Вспоминался долгий путь от Тьмуторокани — на море как раз грянули первые осенние бури, и Глебовы лодьи отнесло к северу, в устье Дона. Пришлось идти вверх по Дону, а после — горой до самой Северской земли.
Насмотрелся Глеб Святославич…
Отец встретил Глеба в Путивле, у самой степной межи Северского княжества. Подъехали, спешились, внимательно, безотрывно глядя друг на друга. Потом вдруг единовременно, рывком обнялись.
И тогда противный страх вмиг прошёл. Прошёл тогда, когда Глеб увидел в глазах отца не гнев, не злость даже, а единственно облегчение — что сын невережоным добрался до отчей земли.
После сидели в тёплом покое путивльского крома, пили мёды. За стеной, в гридне, шумели дружины обоих князей.
— Рать соберём завтра же! — горячился Святослав, откидывая со лба длинный чупрун, отпущенный по памяти того ещё, древлего Святослава. Хотя и то сказать — какой он древлий — ста лет не прошло с того, как погиб. — Вестонош я уже разослал, с завтрева дружины боярские подходить будут.

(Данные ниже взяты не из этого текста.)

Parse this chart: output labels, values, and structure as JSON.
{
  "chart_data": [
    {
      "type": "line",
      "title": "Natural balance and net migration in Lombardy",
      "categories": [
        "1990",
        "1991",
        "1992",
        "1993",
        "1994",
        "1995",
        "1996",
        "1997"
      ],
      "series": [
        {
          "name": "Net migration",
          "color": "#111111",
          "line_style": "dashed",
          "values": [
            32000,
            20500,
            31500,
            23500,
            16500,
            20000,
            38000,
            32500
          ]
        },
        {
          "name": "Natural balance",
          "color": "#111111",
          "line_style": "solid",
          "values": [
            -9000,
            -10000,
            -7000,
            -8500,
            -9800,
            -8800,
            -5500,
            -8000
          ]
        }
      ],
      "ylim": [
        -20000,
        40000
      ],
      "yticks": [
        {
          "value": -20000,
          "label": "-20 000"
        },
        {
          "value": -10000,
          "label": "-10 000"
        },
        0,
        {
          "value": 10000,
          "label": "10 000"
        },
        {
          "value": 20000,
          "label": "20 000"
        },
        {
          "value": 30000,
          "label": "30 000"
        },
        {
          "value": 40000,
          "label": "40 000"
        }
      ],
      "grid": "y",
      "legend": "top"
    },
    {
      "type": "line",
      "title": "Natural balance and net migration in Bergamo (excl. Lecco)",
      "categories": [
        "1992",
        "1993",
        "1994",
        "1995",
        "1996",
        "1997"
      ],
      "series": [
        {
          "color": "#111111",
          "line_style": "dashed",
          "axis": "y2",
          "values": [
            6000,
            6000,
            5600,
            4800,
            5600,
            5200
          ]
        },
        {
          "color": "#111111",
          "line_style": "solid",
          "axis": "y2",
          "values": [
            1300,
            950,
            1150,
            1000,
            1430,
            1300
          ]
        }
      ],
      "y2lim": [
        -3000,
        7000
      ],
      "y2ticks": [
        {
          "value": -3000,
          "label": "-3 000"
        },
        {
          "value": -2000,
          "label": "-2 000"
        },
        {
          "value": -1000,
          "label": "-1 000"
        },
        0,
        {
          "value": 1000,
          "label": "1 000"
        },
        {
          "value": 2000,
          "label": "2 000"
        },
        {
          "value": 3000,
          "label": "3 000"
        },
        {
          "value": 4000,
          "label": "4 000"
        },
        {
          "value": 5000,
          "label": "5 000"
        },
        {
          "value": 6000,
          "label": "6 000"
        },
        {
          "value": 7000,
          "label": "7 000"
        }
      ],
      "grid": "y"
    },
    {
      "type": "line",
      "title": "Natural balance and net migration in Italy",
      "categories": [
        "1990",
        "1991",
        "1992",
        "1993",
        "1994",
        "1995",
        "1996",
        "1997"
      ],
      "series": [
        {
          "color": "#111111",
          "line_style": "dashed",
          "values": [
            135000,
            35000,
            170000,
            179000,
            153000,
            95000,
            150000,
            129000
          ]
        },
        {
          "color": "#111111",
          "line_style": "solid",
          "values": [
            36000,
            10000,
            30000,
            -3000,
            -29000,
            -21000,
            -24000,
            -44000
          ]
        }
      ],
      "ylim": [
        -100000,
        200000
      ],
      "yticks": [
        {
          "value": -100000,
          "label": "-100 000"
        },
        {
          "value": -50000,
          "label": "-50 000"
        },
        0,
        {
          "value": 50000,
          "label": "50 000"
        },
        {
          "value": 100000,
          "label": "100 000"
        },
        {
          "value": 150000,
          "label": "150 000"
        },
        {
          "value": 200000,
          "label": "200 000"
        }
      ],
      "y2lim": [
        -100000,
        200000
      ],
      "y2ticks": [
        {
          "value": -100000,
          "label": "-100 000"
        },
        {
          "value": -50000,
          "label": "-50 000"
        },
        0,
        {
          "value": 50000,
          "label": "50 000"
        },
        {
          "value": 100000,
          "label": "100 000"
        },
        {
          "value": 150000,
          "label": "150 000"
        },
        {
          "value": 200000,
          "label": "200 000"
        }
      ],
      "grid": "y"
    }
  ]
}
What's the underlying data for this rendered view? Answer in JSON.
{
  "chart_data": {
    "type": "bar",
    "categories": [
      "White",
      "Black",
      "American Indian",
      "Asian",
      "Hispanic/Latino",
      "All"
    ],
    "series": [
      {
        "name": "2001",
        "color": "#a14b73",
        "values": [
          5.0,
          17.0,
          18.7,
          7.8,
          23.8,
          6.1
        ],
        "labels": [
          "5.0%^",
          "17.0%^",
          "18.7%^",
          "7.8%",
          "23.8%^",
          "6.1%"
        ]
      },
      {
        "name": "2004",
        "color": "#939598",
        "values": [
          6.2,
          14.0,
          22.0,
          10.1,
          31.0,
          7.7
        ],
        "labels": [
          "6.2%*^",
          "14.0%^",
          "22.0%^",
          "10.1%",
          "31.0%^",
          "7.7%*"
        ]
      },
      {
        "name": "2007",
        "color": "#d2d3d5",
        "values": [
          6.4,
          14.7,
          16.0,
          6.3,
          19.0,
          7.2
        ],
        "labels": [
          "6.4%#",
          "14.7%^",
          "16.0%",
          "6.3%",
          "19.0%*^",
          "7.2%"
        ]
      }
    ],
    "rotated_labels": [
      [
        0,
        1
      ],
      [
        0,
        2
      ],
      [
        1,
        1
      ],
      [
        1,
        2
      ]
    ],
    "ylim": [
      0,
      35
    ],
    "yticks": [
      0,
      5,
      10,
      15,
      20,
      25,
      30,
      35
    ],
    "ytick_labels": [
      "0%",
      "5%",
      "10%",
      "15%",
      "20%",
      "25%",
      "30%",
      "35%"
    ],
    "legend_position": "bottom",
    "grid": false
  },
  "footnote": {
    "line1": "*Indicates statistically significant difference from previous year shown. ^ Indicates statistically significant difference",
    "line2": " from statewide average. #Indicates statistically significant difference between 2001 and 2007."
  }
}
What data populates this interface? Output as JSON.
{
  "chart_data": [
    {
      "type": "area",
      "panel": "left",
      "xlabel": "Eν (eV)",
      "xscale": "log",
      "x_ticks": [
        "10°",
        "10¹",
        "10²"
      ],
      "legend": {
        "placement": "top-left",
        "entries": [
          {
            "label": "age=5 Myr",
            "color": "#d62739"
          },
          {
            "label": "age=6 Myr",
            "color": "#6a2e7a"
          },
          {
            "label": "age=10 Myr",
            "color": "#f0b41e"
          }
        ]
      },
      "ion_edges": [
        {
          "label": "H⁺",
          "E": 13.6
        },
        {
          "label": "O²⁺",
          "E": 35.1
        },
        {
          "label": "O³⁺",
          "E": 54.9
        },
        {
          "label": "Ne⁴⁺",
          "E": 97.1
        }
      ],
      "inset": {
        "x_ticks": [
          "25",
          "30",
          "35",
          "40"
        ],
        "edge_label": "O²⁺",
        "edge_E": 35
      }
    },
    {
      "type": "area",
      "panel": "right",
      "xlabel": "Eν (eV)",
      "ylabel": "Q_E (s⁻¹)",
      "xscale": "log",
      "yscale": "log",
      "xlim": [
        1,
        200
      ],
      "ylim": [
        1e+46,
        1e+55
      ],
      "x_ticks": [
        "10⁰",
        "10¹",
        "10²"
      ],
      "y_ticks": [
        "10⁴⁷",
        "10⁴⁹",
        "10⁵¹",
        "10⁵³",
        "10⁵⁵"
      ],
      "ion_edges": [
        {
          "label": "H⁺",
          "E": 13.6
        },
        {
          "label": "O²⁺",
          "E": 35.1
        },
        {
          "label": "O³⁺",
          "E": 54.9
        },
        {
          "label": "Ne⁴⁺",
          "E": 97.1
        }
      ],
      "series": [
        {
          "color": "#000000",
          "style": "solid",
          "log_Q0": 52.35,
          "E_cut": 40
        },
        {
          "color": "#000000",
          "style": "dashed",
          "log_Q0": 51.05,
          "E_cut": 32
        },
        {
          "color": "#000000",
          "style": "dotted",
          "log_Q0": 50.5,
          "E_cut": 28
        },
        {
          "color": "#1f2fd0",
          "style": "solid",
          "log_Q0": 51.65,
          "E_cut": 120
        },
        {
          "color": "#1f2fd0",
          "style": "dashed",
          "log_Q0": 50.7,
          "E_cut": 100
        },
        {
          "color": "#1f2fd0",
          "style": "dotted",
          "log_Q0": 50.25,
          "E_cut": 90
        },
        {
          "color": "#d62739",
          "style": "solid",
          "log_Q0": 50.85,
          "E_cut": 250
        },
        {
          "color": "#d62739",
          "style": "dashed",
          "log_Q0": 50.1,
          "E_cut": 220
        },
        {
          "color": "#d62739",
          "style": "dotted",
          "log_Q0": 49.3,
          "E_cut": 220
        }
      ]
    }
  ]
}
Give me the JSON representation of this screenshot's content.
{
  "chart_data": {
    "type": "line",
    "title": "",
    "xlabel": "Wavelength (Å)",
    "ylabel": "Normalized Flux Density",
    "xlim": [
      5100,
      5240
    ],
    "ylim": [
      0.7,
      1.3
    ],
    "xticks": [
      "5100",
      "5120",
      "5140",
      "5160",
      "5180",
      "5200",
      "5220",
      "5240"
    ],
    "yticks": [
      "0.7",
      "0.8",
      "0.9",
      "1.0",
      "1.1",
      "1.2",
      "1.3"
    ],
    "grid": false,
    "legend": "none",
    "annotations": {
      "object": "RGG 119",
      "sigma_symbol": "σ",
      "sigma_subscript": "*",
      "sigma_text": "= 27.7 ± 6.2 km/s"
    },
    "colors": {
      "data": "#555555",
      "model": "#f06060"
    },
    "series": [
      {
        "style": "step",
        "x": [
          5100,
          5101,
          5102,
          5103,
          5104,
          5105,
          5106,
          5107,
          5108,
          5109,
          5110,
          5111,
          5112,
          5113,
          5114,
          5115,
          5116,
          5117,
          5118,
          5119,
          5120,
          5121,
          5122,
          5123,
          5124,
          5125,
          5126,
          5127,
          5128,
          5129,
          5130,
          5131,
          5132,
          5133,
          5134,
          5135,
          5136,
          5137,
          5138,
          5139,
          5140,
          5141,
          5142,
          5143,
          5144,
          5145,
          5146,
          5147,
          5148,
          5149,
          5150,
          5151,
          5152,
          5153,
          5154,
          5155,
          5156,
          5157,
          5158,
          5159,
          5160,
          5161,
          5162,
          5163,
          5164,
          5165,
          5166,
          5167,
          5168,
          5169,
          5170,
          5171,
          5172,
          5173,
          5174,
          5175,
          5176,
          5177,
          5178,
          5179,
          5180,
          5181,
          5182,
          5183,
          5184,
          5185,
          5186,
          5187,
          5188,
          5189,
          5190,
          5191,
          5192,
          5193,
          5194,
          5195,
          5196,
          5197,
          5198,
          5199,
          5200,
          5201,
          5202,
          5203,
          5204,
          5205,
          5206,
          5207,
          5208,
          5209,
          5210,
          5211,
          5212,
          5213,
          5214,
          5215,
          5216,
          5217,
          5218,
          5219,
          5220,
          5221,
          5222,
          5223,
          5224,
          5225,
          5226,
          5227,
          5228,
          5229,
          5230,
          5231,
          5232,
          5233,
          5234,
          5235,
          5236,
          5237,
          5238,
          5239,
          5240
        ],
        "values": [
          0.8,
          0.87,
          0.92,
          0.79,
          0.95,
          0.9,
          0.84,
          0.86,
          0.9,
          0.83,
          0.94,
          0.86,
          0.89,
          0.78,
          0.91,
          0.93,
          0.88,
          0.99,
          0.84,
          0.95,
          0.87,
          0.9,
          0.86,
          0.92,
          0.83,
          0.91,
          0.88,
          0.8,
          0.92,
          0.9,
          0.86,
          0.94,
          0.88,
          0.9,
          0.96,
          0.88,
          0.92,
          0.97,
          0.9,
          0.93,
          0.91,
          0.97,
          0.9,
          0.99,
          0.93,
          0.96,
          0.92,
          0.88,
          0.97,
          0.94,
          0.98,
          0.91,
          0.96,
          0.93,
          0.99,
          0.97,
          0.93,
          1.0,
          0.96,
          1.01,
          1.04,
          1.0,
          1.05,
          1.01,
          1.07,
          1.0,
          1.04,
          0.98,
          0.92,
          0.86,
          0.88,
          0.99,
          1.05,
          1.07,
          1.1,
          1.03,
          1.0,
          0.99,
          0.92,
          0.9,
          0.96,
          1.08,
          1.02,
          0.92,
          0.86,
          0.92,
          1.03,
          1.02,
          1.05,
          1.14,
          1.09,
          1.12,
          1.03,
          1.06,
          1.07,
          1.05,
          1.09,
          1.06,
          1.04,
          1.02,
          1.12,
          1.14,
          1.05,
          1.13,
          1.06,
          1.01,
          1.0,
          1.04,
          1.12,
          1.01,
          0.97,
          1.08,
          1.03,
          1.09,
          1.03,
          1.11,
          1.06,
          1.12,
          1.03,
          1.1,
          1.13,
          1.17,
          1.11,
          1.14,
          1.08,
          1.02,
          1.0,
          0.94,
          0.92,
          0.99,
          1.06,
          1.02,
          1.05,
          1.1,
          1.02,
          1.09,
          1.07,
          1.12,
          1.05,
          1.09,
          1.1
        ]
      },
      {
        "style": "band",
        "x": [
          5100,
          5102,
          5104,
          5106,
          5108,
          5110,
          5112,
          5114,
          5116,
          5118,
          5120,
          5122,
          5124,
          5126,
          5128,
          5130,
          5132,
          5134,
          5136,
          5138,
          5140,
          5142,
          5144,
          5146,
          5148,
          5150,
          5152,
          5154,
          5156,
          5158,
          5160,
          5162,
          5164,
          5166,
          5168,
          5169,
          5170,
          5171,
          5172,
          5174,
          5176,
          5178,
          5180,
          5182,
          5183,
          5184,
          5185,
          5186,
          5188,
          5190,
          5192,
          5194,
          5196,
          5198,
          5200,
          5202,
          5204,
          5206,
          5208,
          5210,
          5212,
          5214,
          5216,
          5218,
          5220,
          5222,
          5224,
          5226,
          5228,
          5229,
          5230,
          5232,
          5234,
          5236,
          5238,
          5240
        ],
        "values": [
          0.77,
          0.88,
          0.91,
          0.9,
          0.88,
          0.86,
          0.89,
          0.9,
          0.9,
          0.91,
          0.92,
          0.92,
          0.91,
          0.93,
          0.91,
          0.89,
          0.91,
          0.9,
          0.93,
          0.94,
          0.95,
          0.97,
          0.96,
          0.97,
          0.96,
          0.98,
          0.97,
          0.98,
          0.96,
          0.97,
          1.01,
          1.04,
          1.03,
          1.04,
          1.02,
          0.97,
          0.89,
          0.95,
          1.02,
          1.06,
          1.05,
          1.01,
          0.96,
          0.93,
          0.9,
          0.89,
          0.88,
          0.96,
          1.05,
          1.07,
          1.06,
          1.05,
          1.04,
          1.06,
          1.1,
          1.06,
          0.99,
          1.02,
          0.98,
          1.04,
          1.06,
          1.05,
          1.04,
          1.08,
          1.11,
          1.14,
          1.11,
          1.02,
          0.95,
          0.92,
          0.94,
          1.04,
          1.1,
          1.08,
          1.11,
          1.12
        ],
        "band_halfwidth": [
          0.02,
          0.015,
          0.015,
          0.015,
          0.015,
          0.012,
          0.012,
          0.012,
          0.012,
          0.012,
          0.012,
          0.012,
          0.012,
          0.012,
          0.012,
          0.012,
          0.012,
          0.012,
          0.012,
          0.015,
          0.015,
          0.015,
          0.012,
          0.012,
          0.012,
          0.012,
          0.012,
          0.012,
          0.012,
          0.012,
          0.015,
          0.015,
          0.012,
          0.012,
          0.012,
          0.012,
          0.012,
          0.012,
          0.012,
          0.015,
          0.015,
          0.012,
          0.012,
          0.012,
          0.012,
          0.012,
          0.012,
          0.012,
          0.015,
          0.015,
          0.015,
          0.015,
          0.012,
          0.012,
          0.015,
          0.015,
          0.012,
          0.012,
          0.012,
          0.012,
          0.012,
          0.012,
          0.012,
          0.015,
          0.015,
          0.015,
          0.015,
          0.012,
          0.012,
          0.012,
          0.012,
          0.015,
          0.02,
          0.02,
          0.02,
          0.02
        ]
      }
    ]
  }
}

Много рати у него, сыне?
— Не особенно, — задумчиво отозвался Глеб. Он отцовой уверенности не разделял. — Сотен пять будет, должно быть…
— Всего-то, — отец усмехнулся. — Тысячу кметей выставим, не меньше, не устоять против нас Ростиславу.
— Тут другое, отче, — Глеб невольно поморщился. — Дружины-то у него немного, то верно, только…
— Что? — веселье черниговского князя вмиг куда-то исчезло, скрылось. Глеб невольно вздрогнул от острого отцова взгляда.
— Тьмутороканская господа вся за него, это первое, — начал перечислять Глеб. — И Колояр Добрынич, и иные прочие — все.
— Так, — медленно темнея ликом, с каменной тяжестью уронил Святослав.
— Он там Великую Тьмуторокань создать мнит, — мотнул головой Глеб. Коротко, в нескольких словах, он рассказал о, что говорили ему в Тьмуторокани и князь Ростислав, и тысяцкий Колояр.
— Вон как, — недобро протянул отец, вмиг всё поняв. Глеб заподозрил даже, что у черниговского князя и у самого была подобная задумка, да только которы со старшим и младшим братьями мешали. Не для того ли он меня на Тьмуторокань и всадил, — подумалось вдруг.